Using gcc as an example and teh above code in the main() function of test.c, let's look at the intermediate output by running...

gcc -fdump-tree-cfg test.c

The compiler will generate the file test.c.022t.cfg - Look at it and you'll see

[ ... removed internal stuff ...]
;; Function main (main)

Merging blocks 2 and 3
main (argc, argv)
{
  struct retValue * st;
  int D.3097;
  void * D.3096;

  # BLOCK 2
  # PRED: ENTRY (fallthru)
  __builtin_puts (&"Hello World!"[0]);
  D.3096 = malloc (16);
  st = (struct retValue *) D.3096;
  D.3097 = 0;
  return D.3097;
  # SUCC: EXIT

}

Note how the declaration was moved to the beginning of the block and the argument to malloc is already replaced with the actual value denoting the size of the type the expression evaluated to. As pointed out in the comments, the fact that the declaration was moved to the top of the block is an implementation detail of the compiler. However, the fact that the compiler is able to do this and also to insert the correct size into the malloc all shows that the compiler was able to deduce the necessary information from the input.

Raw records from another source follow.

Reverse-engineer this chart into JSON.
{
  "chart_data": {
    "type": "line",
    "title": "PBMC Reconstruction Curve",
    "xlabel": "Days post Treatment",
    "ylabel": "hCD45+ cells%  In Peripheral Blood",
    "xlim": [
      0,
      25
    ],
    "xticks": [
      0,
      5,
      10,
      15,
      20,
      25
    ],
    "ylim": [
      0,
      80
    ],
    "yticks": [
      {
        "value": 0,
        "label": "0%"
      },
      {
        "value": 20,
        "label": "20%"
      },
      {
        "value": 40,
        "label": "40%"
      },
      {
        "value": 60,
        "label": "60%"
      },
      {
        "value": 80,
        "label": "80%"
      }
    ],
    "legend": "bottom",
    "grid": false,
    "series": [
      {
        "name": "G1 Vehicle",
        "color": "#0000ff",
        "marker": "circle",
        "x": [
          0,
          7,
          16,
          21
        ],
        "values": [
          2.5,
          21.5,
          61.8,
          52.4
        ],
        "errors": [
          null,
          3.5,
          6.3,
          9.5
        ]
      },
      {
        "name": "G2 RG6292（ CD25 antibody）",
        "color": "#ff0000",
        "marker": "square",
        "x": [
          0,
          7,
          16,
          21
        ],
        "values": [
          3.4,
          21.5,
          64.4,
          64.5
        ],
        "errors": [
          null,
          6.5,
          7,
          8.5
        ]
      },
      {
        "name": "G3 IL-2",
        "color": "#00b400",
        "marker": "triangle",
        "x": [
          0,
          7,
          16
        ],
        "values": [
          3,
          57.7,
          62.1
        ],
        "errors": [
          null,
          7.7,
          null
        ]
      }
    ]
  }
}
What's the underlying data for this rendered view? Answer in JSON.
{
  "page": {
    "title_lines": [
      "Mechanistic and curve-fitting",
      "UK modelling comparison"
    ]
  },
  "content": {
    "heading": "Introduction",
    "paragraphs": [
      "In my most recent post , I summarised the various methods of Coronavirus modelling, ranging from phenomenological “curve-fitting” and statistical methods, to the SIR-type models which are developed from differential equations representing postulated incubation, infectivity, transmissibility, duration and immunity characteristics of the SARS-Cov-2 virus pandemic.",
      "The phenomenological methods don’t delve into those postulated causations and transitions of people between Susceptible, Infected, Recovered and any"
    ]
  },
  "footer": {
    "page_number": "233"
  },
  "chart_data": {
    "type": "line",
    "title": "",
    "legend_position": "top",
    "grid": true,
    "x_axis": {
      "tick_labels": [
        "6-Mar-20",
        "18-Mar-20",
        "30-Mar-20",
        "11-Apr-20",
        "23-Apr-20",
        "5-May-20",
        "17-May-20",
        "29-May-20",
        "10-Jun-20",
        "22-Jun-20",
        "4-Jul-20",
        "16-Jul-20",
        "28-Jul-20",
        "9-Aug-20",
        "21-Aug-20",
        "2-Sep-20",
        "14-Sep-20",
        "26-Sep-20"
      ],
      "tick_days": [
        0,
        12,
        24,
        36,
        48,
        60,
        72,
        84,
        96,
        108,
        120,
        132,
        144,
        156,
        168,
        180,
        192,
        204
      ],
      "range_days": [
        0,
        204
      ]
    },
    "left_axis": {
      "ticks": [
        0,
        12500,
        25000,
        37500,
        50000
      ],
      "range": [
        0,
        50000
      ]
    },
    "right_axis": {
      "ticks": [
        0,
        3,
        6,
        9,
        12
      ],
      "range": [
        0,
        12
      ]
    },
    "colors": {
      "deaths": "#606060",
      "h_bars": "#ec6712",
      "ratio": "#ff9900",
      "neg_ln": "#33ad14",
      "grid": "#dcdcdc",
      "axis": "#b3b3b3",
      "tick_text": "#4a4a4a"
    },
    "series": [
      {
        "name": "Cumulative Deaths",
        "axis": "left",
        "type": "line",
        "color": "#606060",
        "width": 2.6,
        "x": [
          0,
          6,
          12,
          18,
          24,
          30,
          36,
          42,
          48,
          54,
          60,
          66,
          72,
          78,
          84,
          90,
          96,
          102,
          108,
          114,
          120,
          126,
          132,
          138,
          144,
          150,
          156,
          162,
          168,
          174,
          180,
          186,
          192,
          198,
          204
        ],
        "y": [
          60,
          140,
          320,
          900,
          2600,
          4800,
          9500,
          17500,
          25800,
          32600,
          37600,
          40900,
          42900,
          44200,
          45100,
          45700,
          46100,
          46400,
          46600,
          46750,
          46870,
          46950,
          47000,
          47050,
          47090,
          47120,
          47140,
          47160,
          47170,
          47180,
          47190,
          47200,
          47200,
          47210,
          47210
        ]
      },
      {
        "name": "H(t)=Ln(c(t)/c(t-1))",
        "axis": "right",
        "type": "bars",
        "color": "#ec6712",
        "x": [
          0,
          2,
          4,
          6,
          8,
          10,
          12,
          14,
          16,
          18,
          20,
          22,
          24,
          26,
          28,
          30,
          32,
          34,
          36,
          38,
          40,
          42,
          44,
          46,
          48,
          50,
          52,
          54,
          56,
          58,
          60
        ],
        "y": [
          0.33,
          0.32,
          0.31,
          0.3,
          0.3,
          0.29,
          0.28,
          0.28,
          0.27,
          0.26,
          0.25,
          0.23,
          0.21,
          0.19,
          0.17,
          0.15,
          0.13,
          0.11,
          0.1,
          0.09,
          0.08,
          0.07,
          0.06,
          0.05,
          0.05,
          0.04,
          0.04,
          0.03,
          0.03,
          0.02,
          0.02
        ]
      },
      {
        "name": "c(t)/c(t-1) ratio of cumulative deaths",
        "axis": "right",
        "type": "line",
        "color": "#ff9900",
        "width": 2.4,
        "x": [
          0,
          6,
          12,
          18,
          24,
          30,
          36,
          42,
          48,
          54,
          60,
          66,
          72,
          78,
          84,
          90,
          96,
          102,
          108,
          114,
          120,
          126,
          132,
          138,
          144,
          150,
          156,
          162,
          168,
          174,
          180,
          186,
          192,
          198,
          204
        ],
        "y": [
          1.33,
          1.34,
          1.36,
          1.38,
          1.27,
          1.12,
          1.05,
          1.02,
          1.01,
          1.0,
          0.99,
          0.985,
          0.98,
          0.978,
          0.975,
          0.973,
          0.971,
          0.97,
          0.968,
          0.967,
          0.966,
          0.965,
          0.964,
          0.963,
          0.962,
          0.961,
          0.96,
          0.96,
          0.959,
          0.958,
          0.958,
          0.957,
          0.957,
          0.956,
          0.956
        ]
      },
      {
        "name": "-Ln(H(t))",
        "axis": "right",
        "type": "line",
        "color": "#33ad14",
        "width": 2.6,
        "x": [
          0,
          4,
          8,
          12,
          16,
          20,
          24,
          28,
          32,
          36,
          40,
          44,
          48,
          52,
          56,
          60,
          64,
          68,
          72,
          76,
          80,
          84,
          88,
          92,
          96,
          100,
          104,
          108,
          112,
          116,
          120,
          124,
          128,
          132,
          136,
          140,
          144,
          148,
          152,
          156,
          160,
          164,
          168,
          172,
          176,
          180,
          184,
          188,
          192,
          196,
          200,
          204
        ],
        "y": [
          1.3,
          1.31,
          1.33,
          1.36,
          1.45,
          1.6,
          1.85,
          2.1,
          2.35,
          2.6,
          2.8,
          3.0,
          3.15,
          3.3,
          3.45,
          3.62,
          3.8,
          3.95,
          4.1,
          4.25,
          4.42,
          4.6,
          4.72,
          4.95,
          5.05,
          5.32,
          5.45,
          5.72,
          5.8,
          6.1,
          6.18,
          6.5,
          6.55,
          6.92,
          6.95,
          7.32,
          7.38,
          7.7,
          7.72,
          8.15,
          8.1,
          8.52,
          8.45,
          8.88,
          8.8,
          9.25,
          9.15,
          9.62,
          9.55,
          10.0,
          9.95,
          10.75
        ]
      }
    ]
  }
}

I personally prefer to give the actual type name as a parameter to sizeof, but that is probably a question of coding-style where I'd say that consistency trumps personal-preference.

VoidPointer
His question was about `*st` doing "bad things". `*st` is invalid if `st` doesn't point to valid data. But since `sizeof` doesn't evaluate its argument, it's okay to use `*st` as an operand to `sizeof`, even if `st` is `NULL` for example.
Alok
Actually, the question was "how/why does it work despite the fact that st cannot be dereferenced at the time malloc needs to know how much space to allocate"...
VoidPointer
Putting a declaration at the beginning of the block in the parsed version of the code is an implementation detail. The compiler isn't required to do it, even though yours happens to, and the questioner's code works whether the compiler does it or not. The following code doesn't compile, showing that the declaration isn't "really" moved: `sizeof(*st); char *st = 0;`.
Steve Jessop
In addition to what Steve Jessop said, let me add that it isn't code rearrangement that determines if the `sizeof` works but rather a declaration/definition _in scope_. Your answer ascribes standard behavior incorrectly to an implementation detail.
dirkgently
I have rephrased the answer so that it no longer emphasizes the reordering as the reason but only as an example for what the compiler is able to deduce from the input. Thanks for your feedback guys.
VoidPointer
+1  A: 

What matters is the declaration/definition of the structure type and not the definition of an object of such a class. By the time you reach the malloc, a declaration/definition will have been encountered by the compiler, you'd hit a compiler error otherwise.

The fact that sizeof does not evaluate its operands is a side-issue.

A minor nit: remember that we need parentheses when we supply type names to sizeof as in:

sizeof(struct retValue);

and not in case of objects, we simply do:

sizeof *st;

See the standard:

6.5.3 Unary operators Syntax

unary-expression:
[...]
sizeof unary-expression
sizeof ( type-name )
dirkgently
A: 

In C, sizeof is an operator, and doesn't evaluate its argument. That can lead to "interesting" effects, that someone new to C does not necessarily anticipate. I mentioned that in more detail in my answer to the "Strangest language feature" question.